Yes, it’s as good as it sounds. It is actually possible to learn how to improve our webdesign skills by playing a good (actually almost perfect) video-game, Tomb Raider in this case.
Tomb Raider is a video game series that’s been around for quite a while, since 1996 says Wikipedia. I’ve never been a great fan of the series, although, if you are aged properly, you might remember it making quite a splash when it first came out. I’m not sure why, perhaps because of the main character’s physical features and the peculiar location you find yourself in (ancient tombs, indeed).
In 2013 a new chapter of the series came out, and it got quite a good reception both in sales and in critics. So, since I enjoy playing games every now and then, I picked it up and started playing it.
I was quite surprised by the overall quality of the product, as it’s got a high degree of polish and plays quite well, but I’m not here to review it, you can head to Polygon if you want a great piece about the game.
What I want to do instead, is to talk about Tomb Raider in relation to Web Design.
You see, what really hit me about this game is that it caters for a great User Experience, and by this I mean that it puts forward some well executed ideas that end up improving the experience and ultimately increasing the fun, without making the game too easy (or maybe yes, but we are not interested in this).
Let me give you an example.
You are Lara Croft. You are walking. You approach an area that requires you to crouch.
Now, in most games, you would have to press a button (the crouch button). Here, you don’t. There is a contextual action that crouches for you, so that you don’t have to remeber which button to press, time the action right, clumsily move around the area while crouched. What this does, is to improve your user experience AND the aesthetics too, as the on-screen action is much smoother and a pleasure to watch.

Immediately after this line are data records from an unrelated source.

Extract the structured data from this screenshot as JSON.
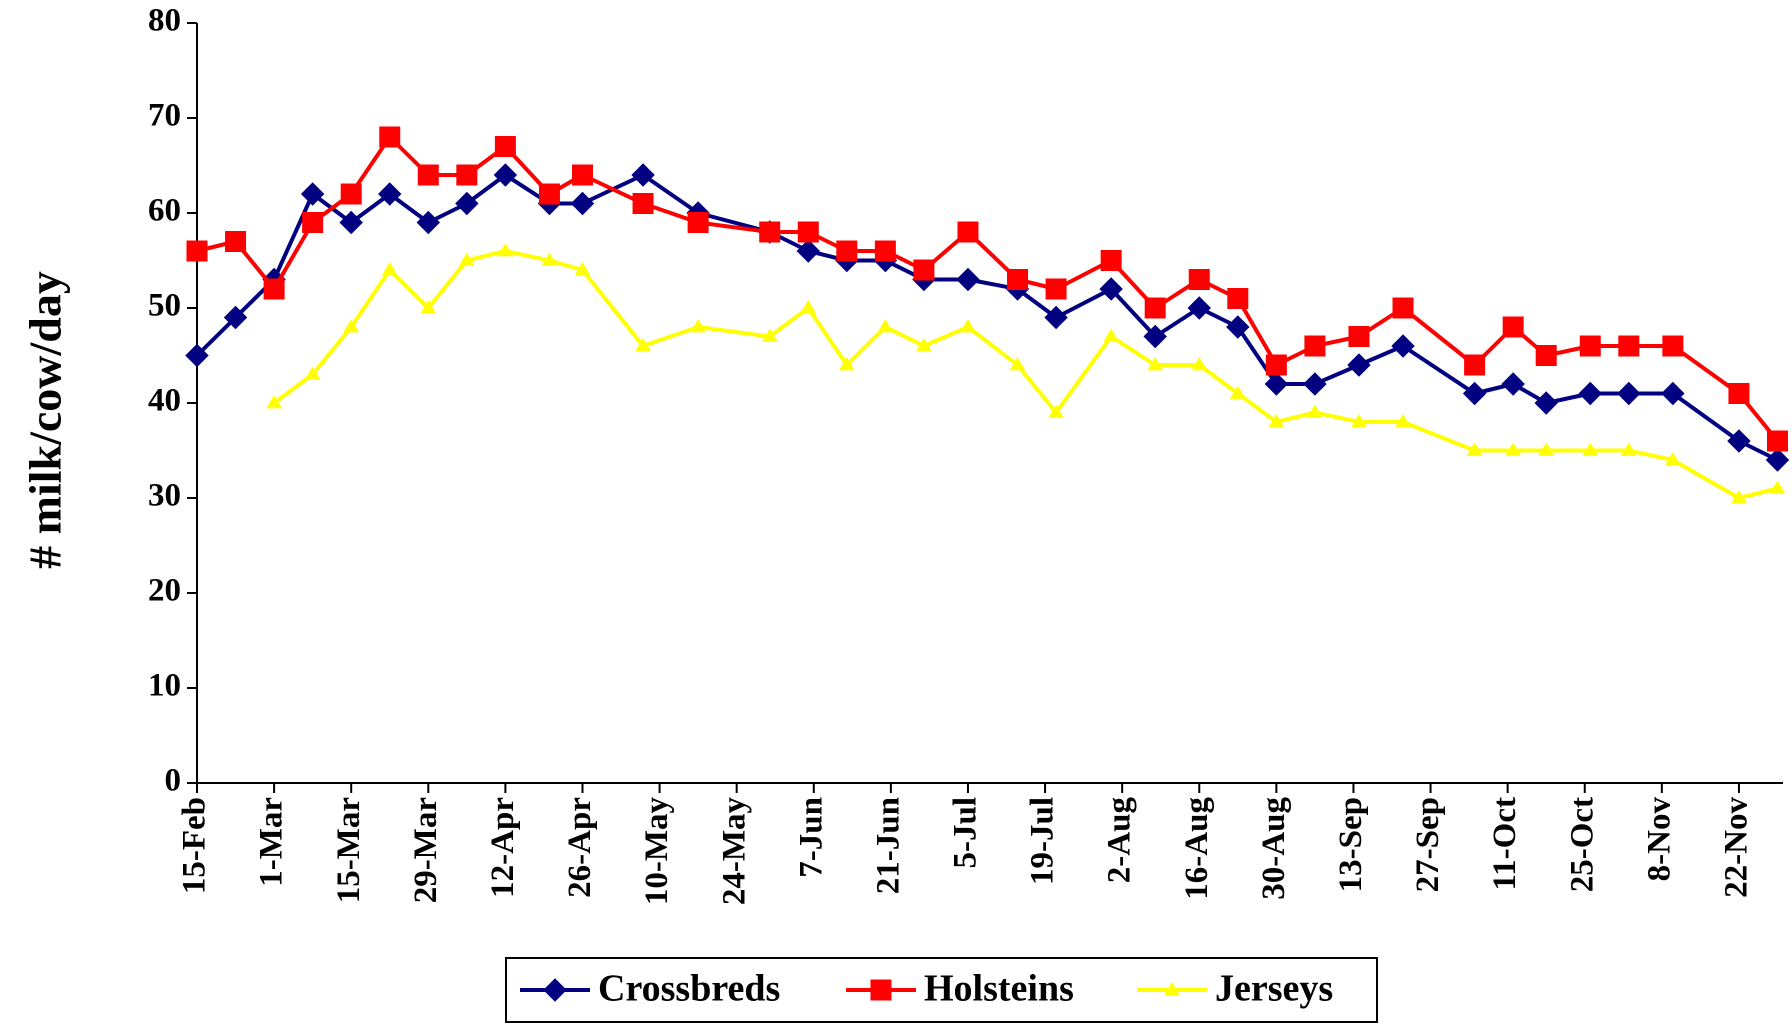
{
  "chart_data": {
    "type": "line",
    "y_label": "# milk/cow/day",
    "x": [
      0,
      7,
      14,
      21,
      28,
      35,
      42,
      49,
      56,
      64,
      70,
      81,
      91,
      104,
      111,
      118,
      125,
      132,
      140,
      149,
      156,
      166,
      174,
      182,
      189,
      196,
      203,
      211,
      219,
      232,
      239,
      245,
      253,
      260,
      268,
      280,
      287
    ],
    "series": [
      {
        "name": "Crossbreds",
        "color": "#000080",
        "marker": "diamond",
        "values": [
          45,
          49,
          53,
          62,
          59,
          62,
          59,
          61,
          64,
          61,
          61,
          64,
          60,
          58,
          56,
          55,
          55,
          53,
          53,
          52,
          49,
          52,
          47,
          50,
          48,
          42,
          42,
          44,
          46,
          41,
          42,
          40,
          41,
          41,
          41,
          36,
          34
        ]
      },
      {
        "name": "Holsteins",
        "color": "#ff0000",
        "marker": "square",
        "values": [
          56,
          57,
          52,
          59,
          62,
          68,
          64,
          64,
          67,
          62,
          64,
          61,
          59,
          58,
          58,
          56,
          56,
          54,
          58,
          53,
          52,
          55,
          50,
          53,
          51,
          44,
          46,
          47,
          50,
          44,
          48,
          45,
          46,
          46,
          46,
          41,
          36
        ]
      },
      {
        "name": "Jerseys",
        "color": "#ffff00",
        "marker": "triangle",
        "values": [
          null,
          null,
          40,
          43,
          48,
          54,
          50,
          55,
          56,
          55,
          54,
          46,
          48,
          47,
          50,
          44,
          48,
          46,
          48,
          44,
          39,
          47,
          44,
          44,
          41,
          38,
          39,
          38,
          38,
          35,
          35,
          35,
          35,
          35,
          34,
          30,
          31
        ]
      }
    ],
    "xlim": [
      0,
      288
    ],
    "xticks": [
      {
        "value": 0,
        "label": "15-Feb"
      },
      {
        "value": 14,
        "label": "1-Mar"
      },
      {
        "value": 28,
        "label": "15-Mar"
      },
      {
        "value": 42,
        "label": "29-Mar"
      },
      {
        "value": 56,
        "label": "12-Apr"
      },
      {
        "value": 70,
        "label": "26-Apr"
      },
      {
        "value": 84,
        "label": "10-May"
      },
      {
        "value": 98,
        "label": "24-May"
      },
      {
        "value": 112,
        "label": "7-Jun"
      },
      {
        "value": 126,
        "label": "21-Jun"
      },
      {
        "value": 140,
        "label": "5-Jul"
      },
      {
        "value": 154,
        "label": "19-Jul"
      },
      {
        "value": 168,
        "label": "2-Aug"
      },
      {
        "value": 182,
        "label": "16-Aug"
      },
      {
        "value": 196,
        "label": "30-Aug"
      },
      {
        "value": 210,
        "label": "13-Sep"
      },
      {
        "value": 224,
        "label": "27-Sep"
      },
      {
        "value": 238,
        "label": "11-Oct"
      },
      {
        "value": 252,
        "label": "25-Oct"
      },
      {
        "value": 266,
        "label": "8-Nov"
      },
      {
        "value": 280,
        "label": "22-Nov"
      }
    ],
    "ylim": [
      0,
      80
    ],
    "yticks": [
      0,
      10,
      20,
      30,
      40,
      50,
      60,
      70,
      80
    ],
    "grid": false,
    "legend": "bottom"
  }
}
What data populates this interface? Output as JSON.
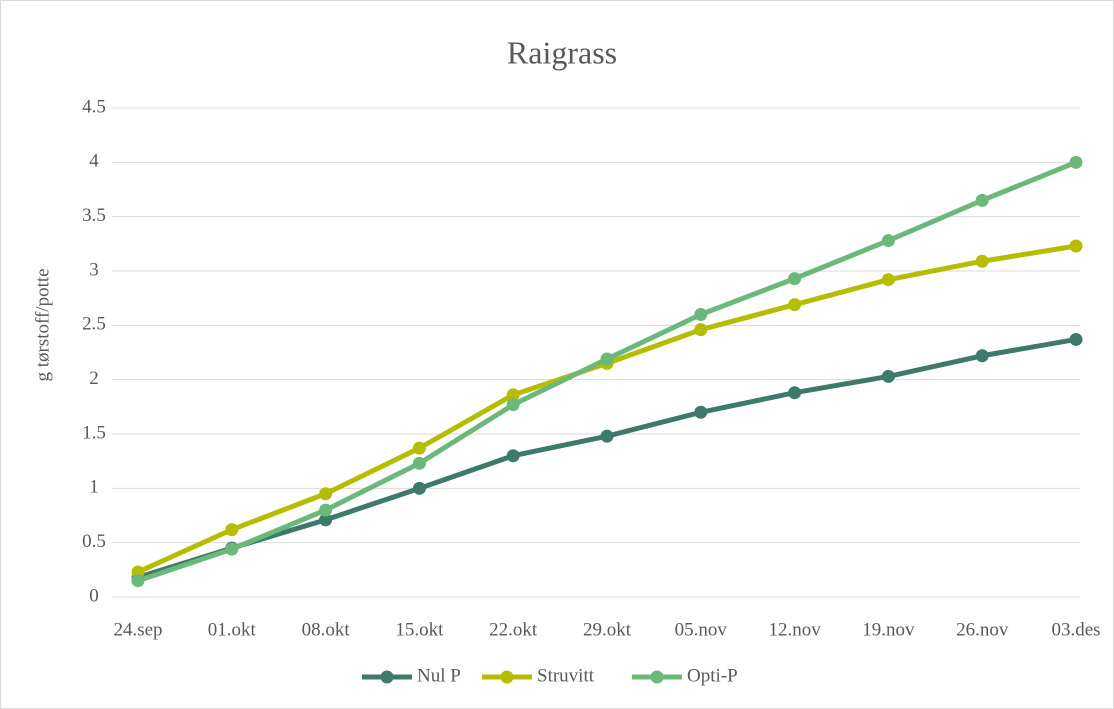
{
  "chart_data": {
    "type": "line",
    "title": "Raigrass",
    "ylabel": "g tørstoff/potte",
    "categories": [
      "24.sep",
      "01.okt",
      "08.okt",
      "15.okt",
      "22.okt",
      "29.okt",
      "05.nov",
      "12.nov",
      "19.nov",
      "26.nov",
      "03.des"
    ],
    "series": [
      {
        "name": "Nul P",
        "color": "#3e7a6c",
        "values": [
          0.18,
          0.45,
          0.71,
          1.0,
          1.3,
          1.48,
          1.7,
          1.88,
          2.03,
          2.22,
          2.37
        ]
      },
      {
        "name": "Struvitt",
        "color": "#b5bd00",
        "values": [
          0.23,
          0.62,
          0.95,
          1.37,
          1.86,
          2.15,
          2.46,
          2.69,
          2.92,
          3.09,
          3.23
        ]
      },
      {
        "name": "Opti-P",
        "color": "#6ab87a",
        "values": [
          0.15,
          0.44,
          0.8,
          1.23,
          1.77,
          2.19,
          2.6,
          2.93,
          3.28,
          3.65,
          4.0
        ]
      }
    ],
    "ylim": [
      0,
      4.5
    ],
    "yticks": [
      0,
      0.5,
      1,
      1.5,
      2,
      2.5,
      3,
      3.5,
      4,
      4.5
    ],
    "grid": true,
    "legend": "bottom"
  }
}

You hit a enemy with your gun, but it’s not a critical hit. The enemy is stunned. You can finish him. The game shows you an overlay beside the enemy, showing which button to press to finish him. You press it, the enemy dies.
One last example:
You approach a gizmo needed to open some door or window. You need to repeatedly press a button to make it work. On screen, you’ll see a blue stylized button, moving fast up and down. You press the button a number of times, and the gizmo is unlocked.
Here’s a gameplay video for you, before continuing further
What does this teach us?
The frontiers of user interactions are moving forward.
Crystal Dynamics – the dev of the game – did a wonderful job under every aspect, from graphics, to gameplay, to fun-factor. We can learn from their hard work and finally find new solutions for navigating our websites. Things are starting to move in the right direction.
Talking about websites, Polygon provides a rich navbar which attempts to be as informative and useful as possible.
Readwrite has decided to completely remove the old-skool navbar, by providing instead a “hub” from where you can start exploring the site. A great idea if you ask me.
I want to see more
But I definitely want to see more of this.
I want a website to know what I want to see next, I want a website to understand my mood, and give me some easy choice of where to go next.
I want my website to make certain choices for me (like Lara Croft crouches when she approaches a tunnel)
I understand this is quite a challenge, but it’s good to see that the whole industry (and I’m referring to the larger technology industry) is moving in the right direction.
I want webdesigners like you and me to be at the fore-front of this.
We need to play more videogames, too.